By JESSICA DaMASSA, WTF HEALTH
Since it was founded in 2017, “family-on-demand” senior care startup Papa has raised a whopping $ 91M from a veritable who’s who of health innovation investors. How has this startup that matches “authentically nice people” up with seniors to “help out and hang out” convinced the likes of Tiger Global, Comcast Ventures, and Canaan Partners (and those are just the investors who chipped in for Papa’s $ 60M Series C round this April) to invest? And, probably more importantly, how has Papa won more than 40 health plans as clients (a number set to triple for 2022) EAGER to foot the bill to provide their members with the support of a Papa Pal?
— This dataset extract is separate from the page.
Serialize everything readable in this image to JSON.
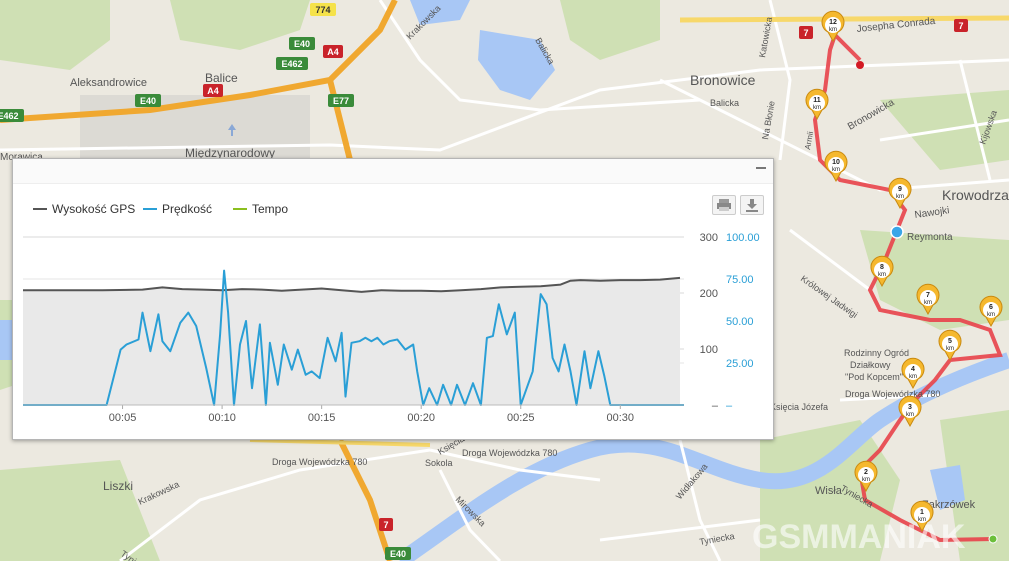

Founder & CEO Andrew Parker walks us through the business model and what it will and won’t be providing in the near future. Companionship, house help, chatting, and grocery shopping all fall under the purview of a Pal – so does filling non-clinical gaps in care like making annual check-up appointments, picking up prescriptions, and providing telehealth tutorials. Andrew says Pals are like “ninjas for a health plan,” building relationships and trust one weekly visit at a time. With 240 million people that could get access to a Papa Pal either via a Medicare, Managed Medicaid, or even employer sponsored health plan (good employees with aging parents need caregivers…) the potential for growth is tremendous. Will the biz hit a ‘supply’ issue? How long do Pals stick around? As we work to combat loneliness, isolation, and a myriad of social determinants of health issues within a rapidly expanding senior population, find out what Andrew thinks will keep Pals around and the service sticky for seniors, their real families, and their health plans.